This is a fried snack my mom prefers to do for festivals, to pack for my brothers and for me when we leave to our hostels (during college days) and when we go on a long journey in holidays. Also great for an evening snacks. This is my modified version of the recipe whereas my mom soaks and grinds rice freshly in a wet grinder and add dall powder to it.
Ingredients:
Rice flour- 4 cups
Fried gram dall flour/ chutney dall flour – 1 cup
Gram dall- 1 cup
Butter- 2 tbsp (or) Heated and cooled canola oil- 2 tbsp
Dry chillies- 8 no
Garlic – 10 pods
Asfoetida- 1/4 tsp
Cumin seeds- 1 tsp (optional)
Sesame seeds- 1tsp (optional)
Salt – 2 tsp
Oil – sufficient to deep fry
Method:
Soak the gram dall in water for 1/2 hour.
Grind the dry chillies first in a blender. Add peeled garlic pods next and fried gram dall atlast. Measure this flour and for 1 cup of this flour add 4 cups of rice flour.

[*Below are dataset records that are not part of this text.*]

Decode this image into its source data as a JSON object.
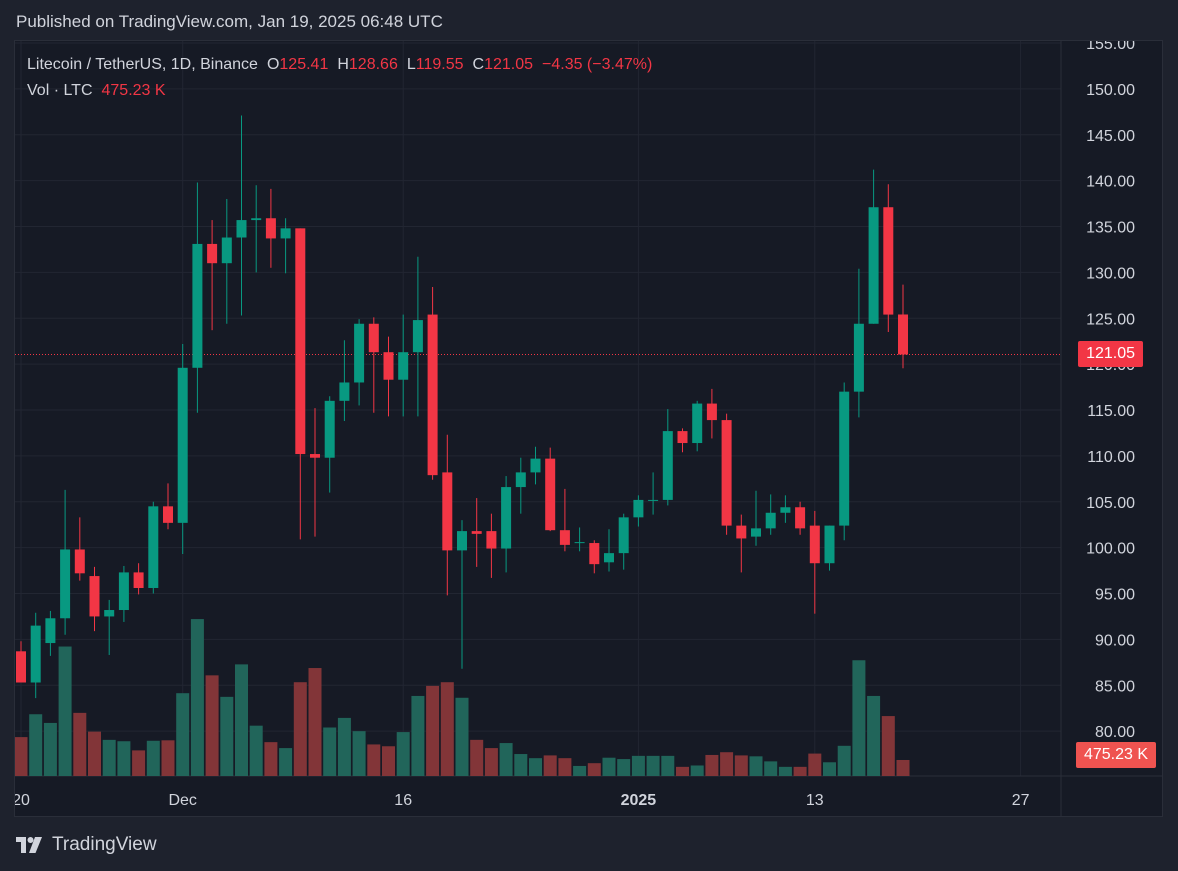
{
  "header": {
    "published": "Published on TradingView.com, Jan 19, 2025 06:48 UTC"
  },
  "legend": {
    "symbol": "Litecoin / TetherUS, 1D, Binance",
    "o_label": "O",
    "o_value": "125.41",
    "h_label": "H",
    "h_value": "128.66",
    "l_label": "L",
    "l_value": "119.55",
    "c_label": "C",
    "c_value": "121.05",
    "change": "−4.35 (−3.47%)",
    "vol_label": "Vol · LTC",
    "vol_value": "475.23 K"
  },
  "price_badge": "121.05",
  "vol_badge": "475.23 K",
  "footer": {
    "brand": "TradingView"
  },
  "colors": {
    "up": "#089981",
    "down": "#f23645",
    "vol_up": "#21655a",
    "vol_down": "#823538",
    "grid": "#222632",
    "axis_text": "#d1d4dc",
    "background": "#161a25"
  },
  "chart_data": {
    "type": "candlestick",
    "title": "Litecoin / TetherUS, 1D, Binance",
    "price_ticks": [
      "80.00",
      "85.00",
      "90.00",
      "95.00",
      "100.00",
      "105.00",
      "110.00",
      "115.00",
      "120.00",
      "125.00",
      "130.00",
      "135.00",
      "140.00",
      "145.00",
      "150.00",
      "155.00"
    ],
    "x_ticks": [
      {
        "label": "20",
        "index": 0,
        "bold": false
      },
      {
        "label": "Dec",
        "index": 11,
        "bold": false
      },
      {
        "label": "16",
        "index": 26,
        "bold": false
      },
      {
        "label": "2025",
        "index": 42,
        "bold": true
      },
      {
        "label": "13",
        "index": 54,
        "bold": false
      },
      {
        "label": "27",
        "index": 68,
        "bold": false
      }
    ],
    "ylim": [
      77.5,
      155.0
    ],
    "current_price": 121.05,
    "vol_max": 40,
    "candles": [
      {
        "date": "2024-11-20",
        "o": 88.7,
        "h": 89.8,
        "l": 85.8,
        "c": 85.3,
        "v": 8.5
      },
      {
        "date": "2024-11-21",
        "o": 85.3,
        "h": 92.9,
        "l": 83.6,
        "c": 91.5,
        "v": 13.5
      },
      {
        "date": "2024-11-22",
        "o": 89.6,
        "h": 93.1,
        "l": 88.2,
        "c": 92.3,
        "v": 11.6
      },
      {
        "date": "2024-11-23",
        "o": 92.3,
        "h": 106.3,
        "l": 90.5,
        "c": 99.8,
        "v": 28.3
      },
      {
        "date": "2024-11-24",
        "o": 99.8,
        "h": 103.3,
        "l": 96.4,
        "c": 97.2,
        "v": 13.8
      },
      {
        "date": "2024-11-25",
        "o": 96.9,
        "h": 97.9,
        "l": 90.9,
        "c": 92.5,
        "v": 9.7
      },
      {
        "date": "2024-11-26",
        "o": 92.5,
        "h": 94.3,
        "l": 88.3,
        "c": 93.2,
        "v": 7.9
      },
      {
        "date": "2024-11-27",
        "o": 93.2,
        "h": 98.0,
        "l": 91.9,
        "c": 97.3,
        "v": 7.6
      },
      {
        "date": "2024-11-28",
        "o": 97.3,
        "h": 98.3,
        "l": 94.9,
        "c": 95.6,
        "v": 5.6
      },
      {
        "date": "2024-11-29",
        "o": 95.6,
        "h": 105.0,
        "l": 95.0,
        "c": 104.5,
        "v": 7.7
      },
      {
        "date": "2024-11-30",
        "o": 104.5,
        "h": 107.0,
        "l": 102.0,
        "c": 102.7,
        "v": 7.8
      },
      {
        "date": "2024-12-01",
        "o": 102.7,
        "h": 122.2,
        "l": 99.3,
        "c": 119.6,
        "v": 18.1
      },
      {
        "date": "2024-12-02",
        "o": 119.6,
        "h": 139.8,
        "l": 114.7,
        "c": 133.1,
        "v": 34.3
      },
      {
        "date": "2024-12-03",
        "o": 133.1,
        "h": 135.7,
        "l": 123.7,
        "c": 131.0,
        "v": 22.0
      },
      {
        "date": "2024-12-04",
        "o": 131.0,
        "h": 138.0,
        "l": 124.4,
        "c": 133.8,
        "v": 17.3
      },
      {
        "date": "2024-12-05",
        "o": 133.8,
        "h": 147.1,
        "l": 125.3,
        "c": 135.7,
        "v": 24.4
      },
      {
        "date": "2024-12-06",
        "o": 135.7,
        "h": 139.5,
        "l": 130.0,
        "c": 135.9,
        "v": 11.0
      },
      {
        "date": "2024-12-07",
        "o": 135.9,
        "h": 139.1,
        "l": 130.5,
        "c": 133.7,
        "v": 7.4
      },
      {
        "date": "2024-12-08",
        "o": 133.7,
        "h": 135.9,
        "l": 129.9,
        "c": 134.8,
        "v": 6.1
      },
      {
        "date": "2024-12-09",
        "o": 134.8,
        "h": 134.8,
        "l": 100.9,
        "c": 110.2,
        "v": 20.5
      },
      {
        "date": "2024-12-10",
        "o": 110.2,
        "h": 115.2,
        "l": 101.2,
        "c": 109.8,
        "v": 23.6
      },
      {
        "date": "2024-12-11",
        "o": 109.8,
        "h": 116.5,
        "l": 106.0,
        "c": 116.0,
        "v": 10.6
      },
      {
        "date": "2024-12-12",
        "o": 116.0,
        "h": 122.6,
        "l": 113.8,
        "c": 118.0,
        "v": 12.7
      },
      {
        "date": "2024-12-13",
        "o": 118.0,
        "h": 124.9,
        "l": 115.5,
        "c": 124.4,
        "v": 9.8
      },
      {
        "date": "2024-12-14",
        "o": 124.4,
        "h": 125.1,
        "l": 114.7,
        "c": 121.3,
        "v": 6.9
      },
      {
        "date": "2024-12-15",
        "o": 121.3,
        "h": 123.0,
        "l": 114.3,
        "c": 118.3,
        "v": 6.5
      },
      {
        "date": "2024-12-16",
        "o": 118.3,
        "h": 125.4,
        "l": 114.3,
        "c": 121.3,
        "v": 9.6
      },
      {
        "date": "2024-12-17",
        "o": 121.3,
        "h": 131.7,
        "l": 114.3,
        "c": 124.8,
        "v": 17.5
      },
      {
        "date": "2024-12-18",
        "o": 125.4,
        "h": 128.4,
        "l": 107.4,
        "c": 107.9,
        "v": 19.7
      },
      {
        "date": "2024-12-19",
        "o": 108.2,
        "h": 112.3,
        "l": 94.8,
        "c": 99.7,
        "v": 20.5
      },
      {
        "date": "2024-12-20",
        "o": 99.7,
        "h": 103.0,
        "l": 86.8,
        "c": 101.8,
        "v": 17.1
      },
      {
        "date": "2024-12-21",
        "o": 101.8,
        "h": 105.4,
        "l": 97.9,
        "c": 101.5,
        "v": 7.9
      },
      {
        "date": "2024-12-22",
        "o": 101.8,
        "h": 103.7,
        "l": 96.7,
        "c": 99.9,
        "v": 6.1
      },
      {
        "date": "2024-12-23",
        "o": 99.9,
        "h": 107.8,
        "l": 97.3,
        "c": 106.6,
        "v": 7.2
      },
      {
        "date": "2024-12-24",
        "o": 106.6,
        "h": 109.8,
        "l": 103.7,
        "c": 108.2,
        "v": 4.8
      },
      {
        "date": "2024-12-25",
        "o": 108.2,
        "h": 111.0,
        "l": 106.9,
        "c": 109.7,
        "v": 3.9
      },
      {
        "date": "2024-12-26",
        "o": 109.7,
        "h": 110.9,
        "l": 101.8,
        "c": 101.9,
        "v": 4.5
      },
      {
        "date": "2024-12-27",
        "o": 101.9,
        "h": 106.4,
        "l": 99.6,
        "c": 100.3,
        "v": 3.9
      },
      {
        "date": "2024-12-28",
        "o": 100.5,
        "h": 102.2,
        "l": 99.6,
        "c": 100.6,
        "v": 2.2
      },
      {
        "date": "2024-12-29",
        "o": 100.5,
        "h": 100.8,
        "l": 97.2,
        "c": 98.2,
        "v": 2.8
      },
      {
        "date": "2024-12-30",
        "o": 98.4,
        "h": 102.0,
        "l": 97.4,
        "c": 99.4,
        "v": 4.0
      },
      {
        "date": "2024-12-31",
        "o": 99.4,
        "h": 103.7,
        "l": 97.6,
        "c": 103.3,
        "v": 3.7
      },
      {
        "date": "2025-01-01",
        "o": 103.3,
        "h": 105.7,
        "l": 102.3,
        "c": 105.2,
        "v": 4.4
      },
      {
        "date": "2025-01-02",
        "o": 105.2,
        "h": 108.2,
        "l": 103.6,
        "c": 105.2,
        "v": 4.4
      },
      {
        "date": "2025-01-03",
        "o": 105.2,
        "h": 115.1,
        "l": 104.6,
        "c": 112.7,
        "v": 4.4
      },
      {
        "date": "2025-01-04",
        "o": 112.7,
        "h": 113.0,
        "l": 110.4,
        "c": 111.4,
        "v": 2.0
      },
      {
        "date": "2025-01-05",
        "o": 111.4,
        "h": 116.0,
        "l": 110.5,
        "c": 115.7,
        "v": 2.3
      },
      {
        "date": "2025-01-06",
        "o": 115.7,
        "h": 117.3,
        "l": 111.9,
        "c": 113.9,
        "v": 4.6
      },
      {
        "date": "2025-01-07",
        "o": 113.9,
        "h": 114.6,
        "l": 101.4,
        "c": 102.4,
        "v": 5.2
      },
      {
        "date": "2025-01-08",
        "o": 102.4,
        "h": 103.6,
        "l": 97.3,
        "c": 101.0,
        "v": 4.5
      },
      {
        "date": "2025-01-09",
        "o": 101.2,
        "h": 106.2,
        "l": 100.2,
        "c": 102.1,
        "v": 4.3
      },
      {
        "date": "2025-01-10",
        "o": 102.1,
        "h": 105.8,
        "l": 101.4,
        "c": 103.8,
        "v": 3.2
      },
      {
        "date": "2025-01-11",
        "o": 103.8,
        "h": 105.7,
        "l": 102.7,
        "c": 104.4,
        "v": 2.0
      },
      {
        "date": "2025-01-12",
        "o": 104.4,
        "h": 105.0,
        "l": 101.4,
        "c": 102.1,
        "v": 2.0
      },
      {
        "date": "2025-01-13",
        "o": 102.4,
        "h": 104.0,
        "l": 92.8,
        "c": 98.3,
        "v": 4.9
      },
      {
        "date": "2025-01-14",
        "o": 98.3,
        "h": 102.4,
        "l": 97.5,
        "c": 102.4,
        "v": 3.0
      },
      {
        "date": "2025-01-15",
        "o": 102.4,
        "h": 118.0,
        "l": 100.8,
        "c": 117.0,
        "v": 6.6
      },
      {
        "date": "2025-01-16",
        "o": 117.0,
        "h": 130.4,
        "l": 114.2,
        "c": 124.4,
        "v": 25.3
      },
      {
        "date": "2025-01-17",
        "o": 124.4,
        "h": 141.2,
        "l": 124.4,
        "c": 137.1,
        "v": 17.5
      },
      {
        "date": "2025-01-18",
        "o": 137.1,
        "h": 139.6,
        "l": 123.5,
        "c": 125.4,
        "v": 13.1
      },
      {
        "date": "2025-01-19",
        "o": 125.41,
        "h": 128.66,
        "l": 119.55,
        "c": 121.05,
        "v": 3.5
      }
    ]
  }
}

Take them in a large bowl, add salt, asfoetida, cumin seeds, sesame seeds and drained chana/gram dall. Mix the dry ingredients with the butter without any crumbles, and add water slowly . Mix till you can make a ball out of it. The dough will be like chapathi dough except for the elasticity.

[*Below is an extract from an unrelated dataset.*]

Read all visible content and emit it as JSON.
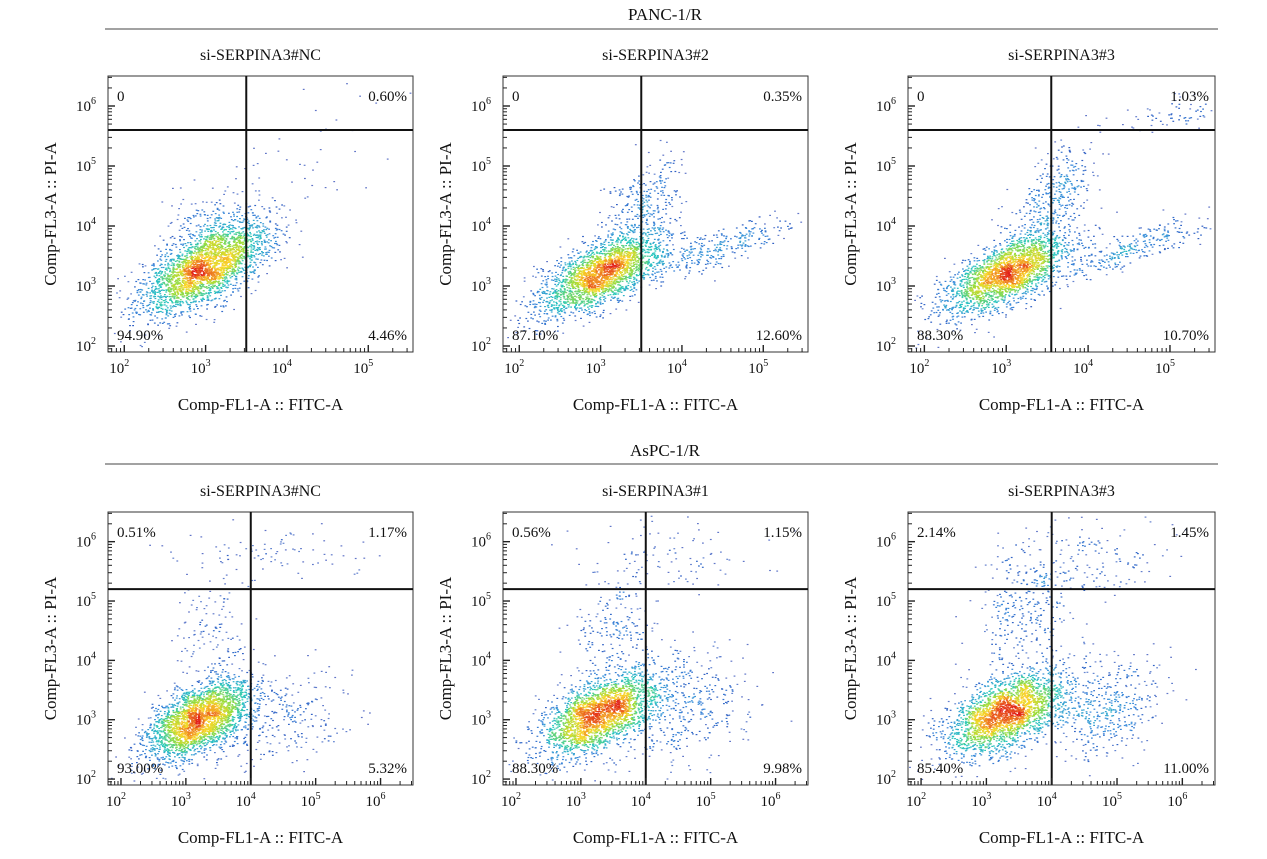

Heat the oil in a wide bottom kadai so you get the maximum surface area to do large batches of frying. Also ensure you heat good amount of oil .Whne you take smaller quantity, the oil gets heated up easily and regulating the temperature will be a tedious job by itself.
Back home, my mom gets help from her house maids when one fries and others do the pressing. They spread a Dhoti (veshti) on the floor and take a small ball of the dough and press it on the dhoti by greased hands to get a thin round disc. When a batch is ready , it is fried in oil, on the both sides, till it turns golden yellow color. They are then drained and cooled before packing in air tight containers.
Here in USA, I am a single woman army, so, I go for smaller batches of frying. I have no enough floor space in the kitchen and moreover my kids have no patience in seeing me work on the floor. So, I cut the edges of a few ziploc bags and pressed the dough in between the sheets. Since you do it like a sandwich, the thattais do not dry that fast and you need no oil for your hands.